By Michael L. Moskowitz and Melissa A. Guseynov

Creditors beware: changes are afoot and attention must be paid to these changes or your rights in bankruptcy may be prejudiced. We have previously written about the practices and procedures required under Rule 3002 of the Federal Rules of Bankruptcy Procedure (“Bankruptcy Rules”). However, as of December 1, 2017, certain revisions to Bankruptcy Rule 3002 will both require secured creditors to file proofs of claim and substantially reduce the amount of time provided to creditors to file a proof of claim in Chapters 7, 12 and 13 bankruptcy cases.

It has long been recognized that for a secured claim to be “allowed” in bankruptcy, a creditor must file a proof of claim.
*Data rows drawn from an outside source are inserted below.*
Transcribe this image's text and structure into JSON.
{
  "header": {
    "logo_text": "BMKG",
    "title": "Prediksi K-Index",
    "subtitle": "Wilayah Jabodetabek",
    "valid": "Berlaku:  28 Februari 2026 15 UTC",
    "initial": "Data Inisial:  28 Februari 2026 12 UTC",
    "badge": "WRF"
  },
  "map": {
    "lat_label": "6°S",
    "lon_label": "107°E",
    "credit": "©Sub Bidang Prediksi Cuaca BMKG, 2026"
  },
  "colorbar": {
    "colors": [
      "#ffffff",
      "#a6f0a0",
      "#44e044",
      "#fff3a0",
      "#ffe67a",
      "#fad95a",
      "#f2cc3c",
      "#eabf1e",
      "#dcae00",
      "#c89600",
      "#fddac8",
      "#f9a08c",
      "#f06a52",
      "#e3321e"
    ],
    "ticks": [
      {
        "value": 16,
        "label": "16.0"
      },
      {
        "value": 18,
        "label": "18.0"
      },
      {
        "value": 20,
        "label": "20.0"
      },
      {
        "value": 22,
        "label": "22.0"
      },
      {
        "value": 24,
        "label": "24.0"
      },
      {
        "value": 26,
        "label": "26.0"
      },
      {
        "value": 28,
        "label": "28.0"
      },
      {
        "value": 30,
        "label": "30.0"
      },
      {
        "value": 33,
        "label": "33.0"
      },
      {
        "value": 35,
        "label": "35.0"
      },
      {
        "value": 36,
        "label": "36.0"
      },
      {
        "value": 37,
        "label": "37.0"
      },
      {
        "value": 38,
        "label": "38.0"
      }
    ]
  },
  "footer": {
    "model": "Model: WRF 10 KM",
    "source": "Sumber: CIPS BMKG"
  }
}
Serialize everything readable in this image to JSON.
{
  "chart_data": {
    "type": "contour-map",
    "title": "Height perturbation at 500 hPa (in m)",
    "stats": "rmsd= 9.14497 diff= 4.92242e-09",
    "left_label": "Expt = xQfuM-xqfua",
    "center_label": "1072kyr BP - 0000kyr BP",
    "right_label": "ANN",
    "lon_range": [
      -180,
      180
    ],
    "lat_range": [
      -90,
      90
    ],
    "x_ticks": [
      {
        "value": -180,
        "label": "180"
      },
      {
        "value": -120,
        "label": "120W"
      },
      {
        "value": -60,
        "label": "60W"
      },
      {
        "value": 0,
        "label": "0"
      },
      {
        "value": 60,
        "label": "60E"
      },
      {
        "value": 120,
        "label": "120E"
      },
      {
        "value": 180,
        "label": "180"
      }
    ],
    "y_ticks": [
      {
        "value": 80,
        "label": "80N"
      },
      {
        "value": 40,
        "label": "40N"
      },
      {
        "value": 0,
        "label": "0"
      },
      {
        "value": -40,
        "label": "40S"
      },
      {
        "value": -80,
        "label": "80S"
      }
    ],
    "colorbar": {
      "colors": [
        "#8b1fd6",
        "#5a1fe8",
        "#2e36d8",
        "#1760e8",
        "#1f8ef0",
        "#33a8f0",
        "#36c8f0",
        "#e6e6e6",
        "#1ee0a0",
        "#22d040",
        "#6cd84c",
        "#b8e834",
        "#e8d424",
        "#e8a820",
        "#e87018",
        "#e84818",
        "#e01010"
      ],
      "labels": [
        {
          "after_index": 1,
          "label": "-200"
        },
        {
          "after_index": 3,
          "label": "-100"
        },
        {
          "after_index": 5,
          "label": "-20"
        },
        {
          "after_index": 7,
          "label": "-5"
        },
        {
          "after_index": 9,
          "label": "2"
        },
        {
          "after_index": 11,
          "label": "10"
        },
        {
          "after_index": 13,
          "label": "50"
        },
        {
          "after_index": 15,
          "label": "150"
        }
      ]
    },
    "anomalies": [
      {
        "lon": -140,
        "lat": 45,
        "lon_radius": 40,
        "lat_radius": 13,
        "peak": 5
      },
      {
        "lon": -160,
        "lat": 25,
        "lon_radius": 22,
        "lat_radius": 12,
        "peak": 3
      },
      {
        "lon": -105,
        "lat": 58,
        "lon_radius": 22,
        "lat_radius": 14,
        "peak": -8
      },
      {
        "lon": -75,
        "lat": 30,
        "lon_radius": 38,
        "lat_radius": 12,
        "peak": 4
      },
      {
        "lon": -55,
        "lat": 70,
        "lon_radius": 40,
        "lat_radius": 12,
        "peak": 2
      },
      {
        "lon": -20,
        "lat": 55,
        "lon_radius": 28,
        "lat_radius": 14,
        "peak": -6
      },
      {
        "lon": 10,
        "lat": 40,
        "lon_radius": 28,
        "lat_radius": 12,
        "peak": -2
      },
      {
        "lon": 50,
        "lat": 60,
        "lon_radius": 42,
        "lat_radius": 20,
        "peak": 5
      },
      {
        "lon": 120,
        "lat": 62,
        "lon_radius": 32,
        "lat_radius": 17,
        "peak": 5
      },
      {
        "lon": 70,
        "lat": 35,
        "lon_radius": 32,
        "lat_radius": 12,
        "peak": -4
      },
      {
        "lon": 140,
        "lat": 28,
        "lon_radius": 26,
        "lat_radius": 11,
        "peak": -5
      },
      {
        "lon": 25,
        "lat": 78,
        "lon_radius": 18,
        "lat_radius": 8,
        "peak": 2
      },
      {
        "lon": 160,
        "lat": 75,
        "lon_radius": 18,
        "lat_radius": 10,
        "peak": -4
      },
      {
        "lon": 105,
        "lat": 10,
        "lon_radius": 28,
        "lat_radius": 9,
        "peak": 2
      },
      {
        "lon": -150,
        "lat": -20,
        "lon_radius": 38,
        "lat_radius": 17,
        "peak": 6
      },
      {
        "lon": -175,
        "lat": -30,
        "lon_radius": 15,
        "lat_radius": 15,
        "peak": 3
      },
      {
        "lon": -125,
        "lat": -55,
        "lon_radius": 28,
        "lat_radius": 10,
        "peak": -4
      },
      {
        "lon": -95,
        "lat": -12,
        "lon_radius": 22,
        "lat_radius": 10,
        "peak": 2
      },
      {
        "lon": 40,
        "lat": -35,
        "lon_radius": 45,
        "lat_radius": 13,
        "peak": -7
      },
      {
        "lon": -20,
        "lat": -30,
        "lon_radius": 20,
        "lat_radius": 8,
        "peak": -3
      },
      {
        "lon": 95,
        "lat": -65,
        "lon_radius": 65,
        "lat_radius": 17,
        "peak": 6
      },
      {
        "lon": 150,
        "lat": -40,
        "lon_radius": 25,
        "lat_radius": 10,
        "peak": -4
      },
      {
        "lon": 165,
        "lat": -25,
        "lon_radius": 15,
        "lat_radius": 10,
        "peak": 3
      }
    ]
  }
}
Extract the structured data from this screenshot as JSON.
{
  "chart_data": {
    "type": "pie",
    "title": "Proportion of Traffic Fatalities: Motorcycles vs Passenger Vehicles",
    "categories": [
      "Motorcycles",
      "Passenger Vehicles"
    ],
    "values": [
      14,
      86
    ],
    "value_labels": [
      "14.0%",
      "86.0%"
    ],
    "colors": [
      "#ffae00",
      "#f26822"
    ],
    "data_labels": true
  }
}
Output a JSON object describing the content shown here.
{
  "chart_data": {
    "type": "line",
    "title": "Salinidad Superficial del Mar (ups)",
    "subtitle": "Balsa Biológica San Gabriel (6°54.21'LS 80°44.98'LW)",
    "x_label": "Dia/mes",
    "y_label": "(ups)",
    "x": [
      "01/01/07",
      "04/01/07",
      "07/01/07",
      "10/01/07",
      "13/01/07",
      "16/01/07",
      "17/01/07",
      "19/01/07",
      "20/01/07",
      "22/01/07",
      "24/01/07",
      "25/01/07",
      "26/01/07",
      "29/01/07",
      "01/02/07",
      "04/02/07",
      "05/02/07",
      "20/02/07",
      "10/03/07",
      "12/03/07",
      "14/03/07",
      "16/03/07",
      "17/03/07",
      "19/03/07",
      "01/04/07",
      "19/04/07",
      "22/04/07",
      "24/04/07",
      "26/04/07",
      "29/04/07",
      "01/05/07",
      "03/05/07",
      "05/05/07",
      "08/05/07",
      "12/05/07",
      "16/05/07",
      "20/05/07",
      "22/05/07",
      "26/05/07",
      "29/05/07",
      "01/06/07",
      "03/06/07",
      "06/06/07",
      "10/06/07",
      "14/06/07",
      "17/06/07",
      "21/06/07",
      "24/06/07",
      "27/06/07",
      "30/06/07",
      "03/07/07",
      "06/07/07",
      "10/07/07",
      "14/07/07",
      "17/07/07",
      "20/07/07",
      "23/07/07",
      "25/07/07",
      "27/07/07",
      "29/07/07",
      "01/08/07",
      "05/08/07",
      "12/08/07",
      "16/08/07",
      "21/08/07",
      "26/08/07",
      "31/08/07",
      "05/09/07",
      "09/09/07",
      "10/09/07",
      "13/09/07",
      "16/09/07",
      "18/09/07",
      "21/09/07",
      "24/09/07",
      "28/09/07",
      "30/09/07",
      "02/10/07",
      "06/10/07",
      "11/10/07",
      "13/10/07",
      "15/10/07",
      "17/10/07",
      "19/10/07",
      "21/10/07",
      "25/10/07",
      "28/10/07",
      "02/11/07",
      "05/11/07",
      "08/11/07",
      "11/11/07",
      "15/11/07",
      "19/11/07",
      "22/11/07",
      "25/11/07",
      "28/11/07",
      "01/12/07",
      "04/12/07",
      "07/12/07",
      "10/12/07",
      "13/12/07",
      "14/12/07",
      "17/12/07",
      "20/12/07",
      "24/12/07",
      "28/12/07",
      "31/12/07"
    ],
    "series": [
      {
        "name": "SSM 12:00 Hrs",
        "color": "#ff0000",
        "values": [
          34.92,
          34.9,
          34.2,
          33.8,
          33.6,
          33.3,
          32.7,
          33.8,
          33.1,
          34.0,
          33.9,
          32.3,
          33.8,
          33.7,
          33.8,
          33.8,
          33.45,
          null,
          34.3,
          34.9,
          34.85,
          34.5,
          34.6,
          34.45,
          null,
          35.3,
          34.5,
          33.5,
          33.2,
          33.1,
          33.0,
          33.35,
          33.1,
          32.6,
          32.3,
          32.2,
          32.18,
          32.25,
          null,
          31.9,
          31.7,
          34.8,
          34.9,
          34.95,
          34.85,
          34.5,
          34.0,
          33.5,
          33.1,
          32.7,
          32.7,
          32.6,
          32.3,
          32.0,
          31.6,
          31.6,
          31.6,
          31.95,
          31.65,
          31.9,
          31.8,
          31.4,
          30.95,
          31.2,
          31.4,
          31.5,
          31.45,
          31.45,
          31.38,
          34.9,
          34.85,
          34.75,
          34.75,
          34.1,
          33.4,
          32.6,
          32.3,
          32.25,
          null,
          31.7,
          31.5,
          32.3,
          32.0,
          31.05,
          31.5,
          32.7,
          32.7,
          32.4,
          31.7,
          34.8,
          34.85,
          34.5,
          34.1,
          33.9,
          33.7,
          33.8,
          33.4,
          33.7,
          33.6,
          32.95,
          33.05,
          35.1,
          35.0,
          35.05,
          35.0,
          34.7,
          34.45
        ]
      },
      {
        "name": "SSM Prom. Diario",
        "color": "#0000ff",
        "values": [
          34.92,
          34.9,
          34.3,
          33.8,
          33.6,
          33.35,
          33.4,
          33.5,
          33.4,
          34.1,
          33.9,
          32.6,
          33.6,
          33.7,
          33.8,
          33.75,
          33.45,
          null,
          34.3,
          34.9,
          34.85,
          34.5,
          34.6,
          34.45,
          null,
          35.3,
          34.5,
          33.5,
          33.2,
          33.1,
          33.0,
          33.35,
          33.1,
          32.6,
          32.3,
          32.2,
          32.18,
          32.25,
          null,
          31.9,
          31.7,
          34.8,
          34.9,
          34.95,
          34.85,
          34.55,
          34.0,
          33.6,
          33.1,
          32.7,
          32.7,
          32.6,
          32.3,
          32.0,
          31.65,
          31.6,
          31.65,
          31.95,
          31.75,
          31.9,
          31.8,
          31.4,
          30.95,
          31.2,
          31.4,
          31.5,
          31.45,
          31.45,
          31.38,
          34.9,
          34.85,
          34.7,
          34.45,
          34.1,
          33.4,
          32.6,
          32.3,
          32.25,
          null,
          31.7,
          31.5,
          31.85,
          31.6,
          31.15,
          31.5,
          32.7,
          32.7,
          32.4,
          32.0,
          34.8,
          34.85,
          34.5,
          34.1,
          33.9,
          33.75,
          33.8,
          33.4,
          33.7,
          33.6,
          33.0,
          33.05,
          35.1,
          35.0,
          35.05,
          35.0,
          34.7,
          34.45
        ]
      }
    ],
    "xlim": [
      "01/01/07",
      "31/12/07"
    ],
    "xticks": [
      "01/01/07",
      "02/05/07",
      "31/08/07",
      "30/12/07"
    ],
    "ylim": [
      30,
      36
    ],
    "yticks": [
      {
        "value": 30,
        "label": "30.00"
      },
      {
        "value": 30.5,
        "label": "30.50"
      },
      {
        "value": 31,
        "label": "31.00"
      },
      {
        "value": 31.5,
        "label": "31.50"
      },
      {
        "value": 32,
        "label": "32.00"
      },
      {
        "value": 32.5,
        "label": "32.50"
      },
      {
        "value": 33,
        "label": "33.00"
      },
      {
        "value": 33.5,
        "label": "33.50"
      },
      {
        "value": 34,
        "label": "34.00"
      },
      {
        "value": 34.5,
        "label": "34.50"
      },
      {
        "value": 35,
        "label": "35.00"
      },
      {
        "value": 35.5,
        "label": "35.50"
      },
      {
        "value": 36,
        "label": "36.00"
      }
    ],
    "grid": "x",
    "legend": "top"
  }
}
In its current form, Bankruptcy Rule 3002(a) merely states that an “unsecured creditor or an equity security holder must file a proof of claim or interest …” The fact that Bankruptcy Rule 3002 does not specifically mention secured claims has resulted in conflicting case law as to whether a secured creditor must file proof of claim. As a result, the revised text of Bankruptcy Rule 3002 clarifies that a secured creditor must file a proof of claim in order for the claim to be “allowed.” However, the amended Bankruptcy Rule also provides that a secured creditor’s failure to file a proof of claim does not affect the underlying lien.